Ainsi, en dehors des périodes de cohabitation, tous les présidents successifs ont joué un rôle non négligeable dans la vie politique française, non seulement en contribuant à la définition et à la conduite de la politique de la nation, mais aussi en prenant part aux débats nationaux lancés par le Parlement, par la presse ou par les partis.
La figure d’un « Président-arbitre », qui serait sans lien avec la vie politique et le fonctionnement des institutions, ne rend donc pas fidèlement compte de ce qu’est le Président de la République depuis des décennies.
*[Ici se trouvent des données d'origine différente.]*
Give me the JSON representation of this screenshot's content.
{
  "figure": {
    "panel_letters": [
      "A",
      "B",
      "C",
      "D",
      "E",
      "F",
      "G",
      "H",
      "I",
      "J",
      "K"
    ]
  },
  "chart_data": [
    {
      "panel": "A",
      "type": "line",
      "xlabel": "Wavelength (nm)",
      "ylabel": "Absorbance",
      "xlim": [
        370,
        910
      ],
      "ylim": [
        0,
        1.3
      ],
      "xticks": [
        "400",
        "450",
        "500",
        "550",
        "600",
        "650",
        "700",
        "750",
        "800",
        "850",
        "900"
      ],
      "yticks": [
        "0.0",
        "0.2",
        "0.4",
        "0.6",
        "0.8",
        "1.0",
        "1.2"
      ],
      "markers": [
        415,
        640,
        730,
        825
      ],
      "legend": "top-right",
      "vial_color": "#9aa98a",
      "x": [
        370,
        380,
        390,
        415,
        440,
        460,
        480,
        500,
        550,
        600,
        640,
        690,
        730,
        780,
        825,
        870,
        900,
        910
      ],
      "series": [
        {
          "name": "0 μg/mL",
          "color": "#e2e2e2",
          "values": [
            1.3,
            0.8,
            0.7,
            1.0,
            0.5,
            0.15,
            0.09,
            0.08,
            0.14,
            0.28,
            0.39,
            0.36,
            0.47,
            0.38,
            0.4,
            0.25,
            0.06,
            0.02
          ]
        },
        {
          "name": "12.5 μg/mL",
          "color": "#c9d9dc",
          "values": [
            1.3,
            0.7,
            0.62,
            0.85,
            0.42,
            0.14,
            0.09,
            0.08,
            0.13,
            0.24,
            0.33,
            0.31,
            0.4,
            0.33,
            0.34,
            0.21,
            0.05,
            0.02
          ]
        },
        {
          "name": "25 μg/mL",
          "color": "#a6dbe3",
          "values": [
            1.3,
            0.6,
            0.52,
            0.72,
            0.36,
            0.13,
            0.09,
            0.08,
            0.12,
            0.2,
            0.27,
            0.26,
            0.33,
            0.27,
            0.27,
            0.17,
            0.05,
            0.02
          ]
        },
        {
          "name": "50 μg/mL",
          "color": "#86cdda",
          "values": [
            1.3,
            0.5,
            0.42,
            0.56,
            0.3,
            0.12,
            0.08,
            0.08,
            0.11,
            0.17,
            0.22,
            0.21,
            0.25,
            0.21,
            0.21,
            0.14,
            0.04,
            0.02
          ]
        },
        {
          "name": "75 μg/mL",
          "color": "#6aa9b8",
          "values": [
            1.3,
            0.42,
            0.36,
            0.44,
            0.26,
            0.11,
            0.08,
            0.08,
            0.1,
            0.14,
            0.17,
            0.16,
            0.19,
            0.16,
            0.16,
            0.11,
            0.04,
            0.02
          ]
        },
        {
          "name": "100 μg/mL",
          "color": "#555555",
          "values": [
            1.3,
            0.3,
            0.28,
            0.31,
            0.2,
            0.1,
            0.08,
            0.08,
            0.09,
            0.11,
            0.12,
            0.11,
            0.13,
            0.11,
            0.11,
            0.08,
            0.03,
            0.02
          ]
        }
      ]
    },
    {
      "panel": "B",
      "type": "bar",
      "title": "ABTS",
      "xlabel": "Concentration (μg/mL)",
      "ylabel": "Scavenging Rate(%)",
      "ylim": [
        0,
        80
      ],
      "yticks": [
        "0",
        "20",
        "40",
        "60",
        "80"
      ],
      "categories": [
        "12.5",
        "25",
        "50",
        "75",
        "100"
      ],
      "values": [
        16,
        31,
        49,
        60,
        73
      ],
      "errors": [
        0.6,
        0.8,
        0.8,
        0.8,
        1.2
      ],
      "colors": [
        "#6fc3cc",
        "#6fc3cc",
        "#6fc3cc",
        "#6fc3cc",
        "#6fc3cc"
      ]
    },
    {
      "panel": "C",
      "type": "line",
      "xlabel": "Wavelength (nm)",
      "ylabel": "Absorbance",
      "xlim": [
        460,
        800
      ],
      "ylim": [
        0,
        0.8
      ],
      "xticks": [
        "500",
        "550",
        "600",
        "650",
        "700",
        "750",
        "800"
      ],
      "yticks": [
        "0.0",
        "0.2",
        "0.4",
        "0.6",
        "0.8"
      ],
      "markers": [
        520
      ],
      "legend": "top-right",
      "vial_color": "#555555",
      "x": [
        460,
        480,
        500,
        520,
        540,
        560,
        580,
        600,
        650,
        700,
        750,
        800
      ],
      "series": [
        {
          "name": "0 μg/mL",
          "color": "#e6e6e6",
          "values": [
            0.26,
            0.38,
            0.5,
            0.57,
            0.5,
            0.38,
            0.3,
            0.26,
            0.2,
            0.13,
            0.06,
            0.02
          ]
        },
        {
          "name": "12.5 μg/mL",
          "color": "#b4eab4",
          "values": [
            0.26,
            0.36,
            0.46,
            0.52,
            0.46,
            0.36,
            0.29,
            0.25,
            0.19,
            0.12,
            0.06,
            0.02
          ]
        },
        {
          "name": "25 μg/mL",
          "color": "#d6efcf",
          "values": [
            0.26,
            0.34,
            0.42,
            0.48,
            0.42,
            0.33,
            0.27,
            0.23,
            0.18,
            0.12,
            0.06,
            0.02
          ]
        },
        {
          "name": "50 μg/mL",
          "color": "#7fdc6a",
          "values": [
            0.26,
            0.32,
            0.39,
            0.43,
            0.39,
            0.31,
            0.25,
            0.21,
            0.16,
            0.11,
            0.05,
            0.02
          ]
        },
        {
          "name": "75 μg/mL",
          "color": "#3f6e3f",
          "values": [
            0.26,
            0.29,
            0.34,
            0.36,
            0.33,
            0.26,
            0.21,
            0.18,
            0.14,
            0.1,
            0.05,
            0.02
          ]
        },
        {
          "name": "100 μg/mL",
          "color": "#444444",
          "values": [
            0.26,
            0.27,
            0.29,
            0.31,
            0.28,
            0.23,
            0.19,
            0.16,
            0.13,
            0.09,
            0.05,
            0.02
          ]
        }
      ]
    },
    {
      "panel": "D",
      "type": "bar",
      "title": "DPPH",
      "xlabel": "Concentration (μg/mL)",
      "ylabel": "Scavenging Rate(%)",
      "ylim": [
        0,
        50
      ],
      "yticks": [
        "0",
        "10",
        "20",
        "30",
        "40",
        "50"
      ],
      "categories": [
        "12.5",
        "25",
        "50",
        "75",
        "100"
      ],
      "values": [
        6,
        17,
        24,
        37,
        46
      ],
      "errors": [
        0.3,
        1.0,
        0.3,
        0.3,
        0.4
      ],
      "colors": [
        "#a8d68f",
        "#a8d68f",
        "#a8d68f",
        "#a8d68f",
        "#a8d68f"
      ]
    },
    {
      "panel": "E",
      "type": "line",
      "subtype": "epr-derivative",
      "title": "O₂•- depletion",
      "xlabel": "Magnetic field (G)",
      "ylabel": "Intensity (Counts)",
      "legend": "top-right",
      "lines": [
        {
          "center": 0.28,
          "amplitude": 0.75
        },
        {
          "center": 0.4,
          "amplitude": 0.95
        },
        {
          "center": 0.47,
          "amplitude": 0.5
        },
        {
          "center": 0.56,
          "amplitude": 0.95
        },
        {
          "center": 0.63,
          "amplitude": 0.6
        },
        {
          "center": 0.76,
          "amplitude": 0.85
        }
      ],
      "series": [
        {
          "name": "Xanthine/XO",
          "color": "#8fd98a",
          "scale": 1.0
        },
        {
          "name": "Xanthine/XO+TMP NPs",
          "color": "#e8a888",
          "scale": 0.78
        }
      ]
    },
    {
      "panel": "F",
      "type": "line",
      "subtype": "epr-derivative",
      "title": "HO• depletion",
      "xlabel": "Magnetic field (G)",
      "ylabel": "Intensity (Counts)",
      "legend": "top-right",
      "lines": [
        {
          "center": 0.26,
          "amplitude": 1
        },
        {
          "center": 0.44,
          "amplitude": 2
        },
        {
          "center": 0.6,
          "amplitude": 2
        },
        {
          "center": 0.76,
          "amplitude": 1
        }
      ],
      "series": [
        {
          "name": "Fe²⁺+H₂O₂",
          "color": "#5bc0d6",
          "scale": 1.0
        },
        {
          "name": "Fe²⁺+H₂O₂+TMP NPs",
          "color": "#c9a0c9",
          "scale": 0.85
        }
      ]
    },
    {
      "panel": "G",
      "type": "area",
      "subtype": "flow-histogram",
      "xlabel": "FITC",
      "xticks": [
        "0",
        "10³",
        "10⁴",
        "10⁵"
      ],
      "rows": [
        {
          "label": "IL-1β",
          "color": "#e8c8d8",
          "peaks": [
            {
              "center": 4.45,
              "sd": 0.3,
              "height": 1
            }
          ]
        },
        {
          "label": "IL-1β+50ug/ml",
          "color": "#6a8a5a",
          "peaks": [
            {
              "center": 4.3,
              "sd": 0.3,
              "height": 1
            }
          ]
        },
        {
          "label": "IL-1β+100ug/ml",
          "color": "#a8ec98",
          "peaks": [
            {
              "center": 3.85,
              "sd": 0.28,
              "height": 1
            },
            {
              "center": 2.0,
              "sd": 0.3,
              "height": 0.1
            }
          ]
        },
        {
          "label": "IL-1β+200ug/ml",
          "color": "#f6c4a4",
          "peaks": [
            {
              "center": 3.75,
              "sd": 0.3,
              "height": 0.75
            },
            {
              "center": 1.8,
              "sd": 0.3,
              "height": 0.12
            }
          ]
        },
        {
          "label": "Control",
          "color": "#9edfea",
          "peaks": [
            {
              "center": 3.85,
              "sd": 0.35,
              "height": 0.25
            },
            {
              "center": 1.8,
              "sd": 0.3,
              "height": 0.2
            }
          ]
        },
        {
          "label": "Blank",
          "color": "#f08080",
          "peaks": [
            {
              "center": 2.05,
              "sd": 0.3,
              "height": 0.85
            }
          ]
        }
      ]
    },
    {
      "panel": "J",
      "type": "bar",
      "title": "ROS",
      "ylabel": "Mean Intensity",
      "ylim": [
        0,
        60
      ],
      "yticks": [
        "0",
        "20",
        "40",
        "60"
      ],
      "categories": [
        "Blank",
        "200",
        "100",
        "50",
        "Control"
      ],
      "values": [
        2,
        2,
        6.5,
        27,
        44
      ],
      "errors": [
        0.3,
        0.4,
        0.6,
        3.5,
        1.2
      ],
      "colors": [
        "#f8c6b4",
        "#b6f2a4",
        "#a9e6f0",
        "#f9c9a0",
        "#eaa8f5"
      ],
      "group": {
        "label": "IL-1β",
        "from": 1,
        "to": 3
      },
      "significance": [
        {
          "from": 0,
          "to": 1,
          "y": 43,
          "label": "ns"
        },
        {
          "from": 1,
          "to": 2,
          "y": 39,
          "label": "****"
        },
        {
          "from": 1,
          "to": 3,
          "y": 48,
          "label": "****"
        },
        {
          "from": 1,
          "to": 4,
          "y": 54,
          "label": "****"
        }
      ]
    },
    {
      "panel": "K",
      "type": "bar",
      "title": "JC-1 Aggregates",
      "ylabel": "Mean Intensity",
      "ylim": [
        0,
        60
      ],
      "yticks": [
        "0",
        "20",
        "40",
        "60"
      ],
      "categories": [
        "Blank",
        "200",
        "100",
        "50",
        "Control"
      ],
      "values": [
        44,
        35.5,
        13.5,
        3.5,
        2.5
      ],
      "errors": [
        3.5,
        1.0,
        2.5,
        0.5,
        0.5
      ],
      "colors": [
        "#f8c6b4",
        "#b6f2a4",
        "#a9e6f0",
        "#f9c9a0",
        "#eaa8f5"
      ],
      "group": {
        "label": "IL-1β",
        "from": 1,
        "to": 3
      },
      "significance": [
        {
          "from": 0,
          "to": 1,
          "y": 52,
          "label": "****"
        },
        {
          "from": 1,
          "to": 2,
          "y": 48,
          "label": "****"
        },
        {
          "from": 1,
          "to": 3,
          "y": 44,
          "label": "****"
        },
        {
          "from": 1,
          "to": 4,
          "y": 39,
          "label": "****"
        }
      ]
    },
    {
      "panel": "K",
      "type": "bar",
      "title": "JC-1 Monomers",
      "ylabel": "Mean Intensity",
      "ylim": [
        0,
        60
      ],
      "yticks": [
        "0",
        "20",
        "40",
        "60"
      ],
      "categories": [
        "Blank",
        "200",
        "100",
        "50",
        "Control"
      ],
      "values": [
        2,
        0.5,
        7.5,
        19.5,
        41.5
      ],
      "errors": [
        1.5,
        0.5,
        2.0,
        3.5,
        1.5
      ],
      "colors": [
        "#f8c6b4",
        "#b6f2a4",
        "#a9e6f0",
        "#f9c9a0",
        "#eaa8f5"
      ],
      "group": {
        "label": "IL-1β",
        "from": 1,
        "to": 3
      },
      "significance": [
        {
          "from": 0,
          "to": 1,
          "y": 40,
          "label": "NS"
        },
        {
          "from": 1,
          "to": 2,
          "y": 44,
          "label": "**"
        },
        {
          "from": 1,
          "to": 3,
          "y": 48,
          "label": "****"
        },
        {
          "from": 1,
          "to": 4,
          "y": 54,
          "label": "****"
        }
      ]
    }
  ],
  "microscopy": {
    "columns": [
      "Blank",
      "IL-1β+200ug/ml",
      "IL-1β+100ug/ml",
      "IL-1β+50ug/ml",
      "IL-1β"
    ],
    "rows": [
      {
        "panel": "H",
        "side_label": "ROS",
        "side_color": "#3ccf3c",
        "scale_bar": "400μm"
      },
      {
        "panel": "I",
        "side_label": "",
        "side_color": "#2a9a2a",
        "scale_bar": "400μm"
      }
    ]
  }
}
Dès lors, l’idée que le Président serait détaché de la vie politique est une fiction et ne saurait justifier que le chef de l’État dispose d’un mandat plus long que celui des députés.
Ce constat ne date pas de l’an 2000, année de la révision constitutionnelle sur le quinquennat ; il est en réalité beaucoup plus ancien.
Dès 1973, Georges Pompidou avait tenté de raccourcir la durée du mandat présidentiel pour la ramener à cinq ans. Comme le soulignait à l’époque le sénateur Étienne Dailly, le quinquennat apparaissait comme « la conséquence logique de l’élection du Président de la République au suffrage universel ». Faute de suffrages suffisants pour atteindre la majorité des trois cinquièmes au Congrès, le projet de révision de 1973 a toutefois avorté ; ce n’est qu’en 2000 que le quinquennat fut approuvé par référendum par 73 % des Français.
Si j’ai pris le temps de faire ce rappel historique, c’est parce qu’il me semble encore pleinement valable. Le septennat n’est pas un sujet tabou et la proposition de loi constitutionnelle de Jacques Mézard a toute sa légitimité.